Lazy Sunday Inspiration


"Nothing to do, nowhere to be,
a simple little kind of free.
Nothing to do, no one but me.
and that's all I need."


The fireplace in our little red house is dancing as our lazy Sunday lulls us all into a warm, peaceful place. The winter weather outside is menacing as a prediction for eight inches of snow tonight has our pantry stocked up with snacks and fingers crossed for cancelled class tomorrow. I am reading, writing, things I often have to sacrifice in leu of busy weekdays.
And I am so content.
Had you asked me last January where I would be at this moment, I probably wouldn't have given you the correct answer. Many things have changed leading up to this moment, some that were scary but most for the good, and all of which I struggled with accepting (I roll with the punches but I like to know what's coming).  So for the first time, maybe ever, I'm absolutely confident in having no idea what's next.
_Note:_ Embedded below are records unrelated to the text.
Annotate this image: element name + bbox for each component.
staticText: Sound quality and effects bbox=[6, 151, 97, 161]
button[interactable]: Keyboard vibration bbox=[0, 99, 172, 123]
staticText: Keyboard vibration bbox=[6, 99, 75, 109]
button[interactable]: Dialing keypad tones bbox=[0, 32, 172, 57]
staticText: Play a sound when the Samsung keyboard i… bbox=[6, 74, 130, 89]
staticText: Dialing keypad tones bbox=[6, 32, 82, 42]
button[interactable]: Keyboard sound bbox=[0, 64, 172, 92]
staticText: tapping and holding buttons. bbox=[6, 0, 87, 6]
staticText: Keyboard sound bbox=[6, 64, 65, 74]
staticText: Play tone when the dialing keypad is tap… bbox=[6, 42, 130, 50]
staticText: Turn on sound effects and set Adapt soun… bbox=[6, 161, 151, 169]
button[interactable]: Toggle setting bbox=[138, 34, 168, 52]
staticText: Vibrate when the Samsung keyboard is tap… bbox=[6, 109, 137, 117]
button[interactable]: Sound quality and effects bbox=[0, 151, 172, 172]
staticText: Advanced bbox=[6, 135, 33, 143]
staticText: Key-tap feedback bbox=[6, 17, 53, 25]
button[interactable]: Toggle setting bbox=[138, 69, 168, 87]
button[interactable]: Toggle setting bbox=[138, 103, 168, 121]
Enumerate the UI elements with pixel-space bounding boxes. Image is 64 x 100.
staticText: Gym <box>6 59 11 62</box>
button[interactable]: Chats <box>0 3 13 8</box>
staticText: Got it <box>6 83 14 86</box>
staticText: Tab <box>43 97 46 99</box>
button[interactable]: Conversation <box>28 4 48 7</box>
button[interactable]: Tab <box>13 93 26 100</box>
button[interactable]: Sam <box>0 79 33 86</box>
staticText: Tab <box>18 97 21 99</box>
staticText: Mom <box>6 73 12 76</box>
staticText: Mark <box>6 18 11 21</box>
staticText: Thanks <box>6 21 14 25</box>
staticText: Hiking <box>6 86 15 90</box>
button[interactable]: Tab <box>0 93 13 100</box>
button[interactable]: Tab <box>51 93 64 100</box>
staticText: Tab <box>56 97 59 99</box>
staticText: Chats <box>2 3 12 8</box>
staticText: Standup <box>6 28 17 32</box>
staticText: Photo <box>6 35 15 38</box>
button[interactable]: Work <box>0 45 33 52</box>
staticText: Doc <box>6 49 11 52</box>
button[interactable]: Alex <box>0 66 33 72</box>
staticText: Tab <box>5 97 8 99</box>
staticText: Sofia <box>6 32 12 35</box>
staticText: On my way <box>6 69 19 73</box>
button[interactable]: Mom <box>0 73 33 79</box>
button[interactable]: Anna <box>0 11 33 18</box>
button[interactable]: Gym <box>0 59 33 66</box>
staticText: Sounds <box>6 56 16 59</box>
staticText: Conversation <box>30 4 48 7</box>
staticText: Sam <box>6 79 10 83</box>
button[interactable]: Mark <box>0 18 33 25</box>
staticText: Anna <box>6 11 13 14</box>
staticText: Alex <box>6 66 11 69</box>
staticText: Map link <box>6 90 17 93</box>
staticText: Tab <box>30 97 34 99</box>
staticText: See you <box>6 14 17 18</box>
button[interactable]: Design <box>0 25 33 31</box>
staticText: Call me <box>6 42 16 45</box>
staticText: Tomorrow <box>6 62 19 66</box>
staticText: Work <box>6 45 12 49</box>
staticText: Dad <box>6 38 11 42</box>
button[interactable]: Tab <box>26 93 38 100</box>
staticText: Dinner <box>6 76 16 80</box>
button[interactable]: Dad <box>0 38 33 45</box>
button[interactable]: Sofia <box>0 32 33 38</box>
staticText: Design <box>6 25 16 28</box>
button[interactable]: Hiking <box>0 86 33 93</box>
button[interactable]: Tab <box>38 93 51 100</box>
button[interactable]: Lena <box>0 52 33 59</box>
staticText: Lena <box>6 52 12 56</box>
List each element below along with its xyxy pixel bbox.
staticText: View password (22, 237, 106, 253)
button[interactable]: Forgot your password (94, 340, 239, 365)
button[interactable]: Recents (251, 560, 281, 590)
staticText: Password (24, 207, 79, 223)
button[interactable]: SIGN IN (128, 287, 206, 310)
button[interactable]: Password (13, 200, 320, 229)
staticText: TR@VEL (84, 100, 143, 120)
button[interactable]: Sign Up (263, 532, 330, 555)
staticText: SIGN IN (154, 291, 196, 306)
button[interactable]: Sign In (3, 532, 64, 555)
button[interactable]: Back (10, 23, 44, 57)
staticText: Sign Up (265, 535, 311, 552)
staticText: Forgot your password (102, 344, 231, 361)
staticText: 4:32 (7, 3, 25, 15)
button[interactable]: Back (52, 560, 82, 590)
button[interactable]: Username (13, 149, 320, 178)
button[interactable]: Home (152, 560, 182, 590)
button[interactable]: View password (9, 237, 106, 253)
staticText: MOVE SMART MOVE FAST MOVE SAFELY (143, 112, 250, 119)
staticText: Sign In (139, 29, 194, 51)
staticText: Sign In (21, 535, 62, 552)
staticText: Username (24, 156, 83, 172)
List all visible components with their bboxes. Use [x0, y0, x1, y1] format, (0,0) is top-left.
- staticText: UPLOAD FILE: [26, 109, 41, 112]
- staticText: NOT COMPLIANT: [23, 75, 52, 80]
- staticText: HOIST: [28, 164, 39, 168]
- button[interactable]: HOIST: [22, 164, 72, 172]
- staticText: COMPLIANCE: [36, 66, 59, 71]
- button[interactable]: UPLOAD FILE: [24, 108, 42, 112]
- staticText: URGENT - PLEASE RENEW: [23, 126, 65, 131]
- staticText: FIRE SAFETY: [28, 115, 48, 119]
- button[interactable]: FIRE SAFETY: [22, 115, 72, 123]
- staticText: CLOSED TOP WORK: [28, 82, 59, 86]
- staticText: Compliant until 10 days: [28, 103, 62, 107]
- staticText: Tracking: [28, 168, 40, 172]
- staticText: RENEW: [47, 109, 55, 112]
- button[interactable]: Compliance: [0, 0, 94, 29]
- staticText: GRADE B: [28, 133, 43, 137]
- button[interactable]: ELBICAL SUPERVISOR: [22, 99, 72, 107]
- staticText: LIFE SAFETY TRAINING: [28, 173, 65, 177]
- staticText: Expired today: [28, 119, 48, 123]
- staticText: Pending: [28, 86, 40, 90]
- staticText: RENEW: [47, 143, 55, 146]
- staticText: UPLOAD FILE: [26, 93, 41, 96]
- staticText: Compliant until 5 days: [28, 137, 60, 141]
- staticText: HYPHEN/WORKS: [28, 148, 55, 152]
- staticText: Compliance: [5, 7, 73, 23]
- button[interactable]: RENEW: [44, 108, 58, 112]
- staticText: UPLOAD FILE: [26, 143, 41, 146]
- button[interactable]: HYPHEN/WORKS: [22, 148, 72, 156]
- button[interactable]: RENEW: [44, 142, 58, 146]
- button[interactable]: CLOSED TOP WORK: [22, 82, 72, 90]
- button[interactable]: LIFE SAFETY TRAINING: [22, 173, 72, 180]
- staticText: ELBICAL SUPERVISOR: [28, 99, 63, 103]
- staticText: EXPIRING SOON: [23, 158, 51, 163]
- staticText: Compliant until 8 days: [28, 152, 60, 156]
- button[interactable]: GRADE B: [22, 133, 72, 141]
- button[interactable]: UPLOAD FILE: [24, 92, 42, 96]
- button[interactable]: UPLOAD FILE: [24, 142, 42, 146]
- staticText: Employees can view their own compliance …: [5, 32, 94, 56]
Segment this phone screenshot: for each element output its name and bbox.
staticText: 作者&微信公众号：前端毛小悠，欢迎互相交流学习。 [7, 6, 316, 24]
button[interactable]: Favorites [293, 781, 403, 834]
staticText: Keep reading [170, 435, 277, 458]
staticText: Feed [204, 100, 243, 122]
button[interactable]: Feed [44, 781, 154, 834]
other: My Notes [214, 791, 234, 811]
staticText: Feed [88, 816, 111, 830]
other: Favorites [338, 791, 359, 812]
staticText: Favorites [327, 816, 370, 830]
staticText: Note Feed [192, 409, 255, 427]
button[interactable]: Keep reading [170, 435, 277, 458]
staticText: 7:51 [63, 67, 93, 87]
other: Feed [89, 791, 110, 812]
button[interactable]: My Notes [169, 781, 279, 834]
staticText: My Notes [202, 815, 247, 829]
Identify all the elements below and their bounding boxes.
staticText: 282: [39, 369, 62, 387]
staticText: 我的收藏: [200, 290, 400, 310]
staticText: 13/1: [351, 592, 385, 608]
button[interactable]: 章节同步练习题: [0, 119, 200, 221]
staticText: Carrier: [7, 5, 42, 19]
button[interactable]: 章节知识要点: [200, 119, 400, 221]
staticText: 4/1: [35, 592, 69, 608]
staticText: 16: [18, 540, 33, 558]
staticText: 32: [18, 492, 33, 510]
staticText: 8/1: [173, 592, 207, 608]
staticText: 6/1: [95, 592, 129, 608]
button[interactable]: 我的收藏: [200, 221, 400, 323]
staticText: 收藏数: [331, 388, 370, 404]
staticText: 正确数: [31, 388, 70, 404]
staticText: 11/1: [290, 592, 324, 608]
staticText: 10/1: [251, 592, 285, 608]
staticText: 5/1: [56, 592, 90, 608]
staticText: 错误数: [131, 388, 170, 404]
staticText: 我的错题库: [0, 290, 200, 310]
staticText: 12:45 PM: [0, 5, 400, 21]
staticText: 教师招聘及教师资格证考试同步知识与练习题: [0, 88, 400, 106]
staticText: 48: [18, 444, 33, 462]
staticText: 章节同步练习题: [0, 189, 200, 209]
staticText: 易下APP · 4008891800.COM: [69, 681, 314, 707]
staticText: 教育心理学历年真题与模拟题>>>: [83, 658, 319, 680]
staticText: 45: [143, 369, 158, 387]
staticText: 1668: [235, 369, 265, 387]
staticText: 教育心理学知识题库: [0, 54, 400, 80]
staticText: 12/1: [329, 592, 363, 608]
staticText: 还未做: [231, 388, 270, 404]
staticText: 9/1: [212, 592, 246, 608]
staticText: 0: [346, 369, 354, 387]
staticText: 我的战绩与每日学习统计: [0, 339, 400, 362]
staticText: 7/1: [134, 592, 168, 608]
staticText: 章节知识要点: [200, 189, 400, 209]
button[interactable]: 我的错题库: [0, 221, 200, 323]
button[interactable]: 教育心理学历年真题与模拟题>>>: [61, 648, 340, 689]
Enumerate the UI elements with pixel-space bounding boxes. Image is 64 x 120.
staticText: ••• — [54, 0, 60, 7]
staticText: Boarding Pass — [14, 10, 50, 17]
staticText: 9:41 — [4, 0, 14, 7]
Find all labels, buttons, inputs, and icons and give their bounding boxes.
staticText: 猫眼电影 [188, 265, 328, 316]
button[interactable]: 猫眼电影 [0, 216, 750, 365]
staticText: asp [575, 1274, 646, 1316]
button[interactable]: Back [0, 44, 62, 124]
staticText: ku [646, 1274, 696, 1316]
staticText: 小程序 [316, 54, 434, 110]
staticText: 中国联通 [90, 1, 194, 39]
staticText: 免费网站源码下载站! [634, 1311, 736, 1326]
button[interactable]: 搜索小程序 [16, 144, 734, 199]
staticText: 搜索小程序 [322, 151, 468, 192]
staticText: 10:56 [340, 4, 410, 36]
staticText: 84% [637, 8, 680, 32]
I know I'm not alone in the struggle against self-doubt. Being young but independent is a constant battle in making the right decisions to get you to the right place, and the fear that creeps in after making life changes can mold some pretty scary thoughts. I know people who struggle so much with doubt that the smallest of decisions quickly turn into crises. I'm sure I've been guilty of this from time to time myself.
But I'm so done with doubt.
I'm discovering today that I'm going to get to where I'm going pretty well by myself. I have my own expectations for myself and the knowledge of my means to get there. And while I'm lucky enough to be surrounded with incredible people who love me and are rooting me on, I know that the "simple little kind of free" I've been given at this point in my life is equipping me with a pretty interesting and intricate roadmap to the future.
So, as this new semester starts, I'm confident in all the change that is going to continue to take place. Like last year, I don't know where to tell you where I'll be next January. I know this year is going to entail a big move to a new city, a new job (fingers crossed that happens quickly), a new masters degree, and many other news. I'm done with doubt and challenging the change. And all I am worried about right now is whether or not Glee starts back this week.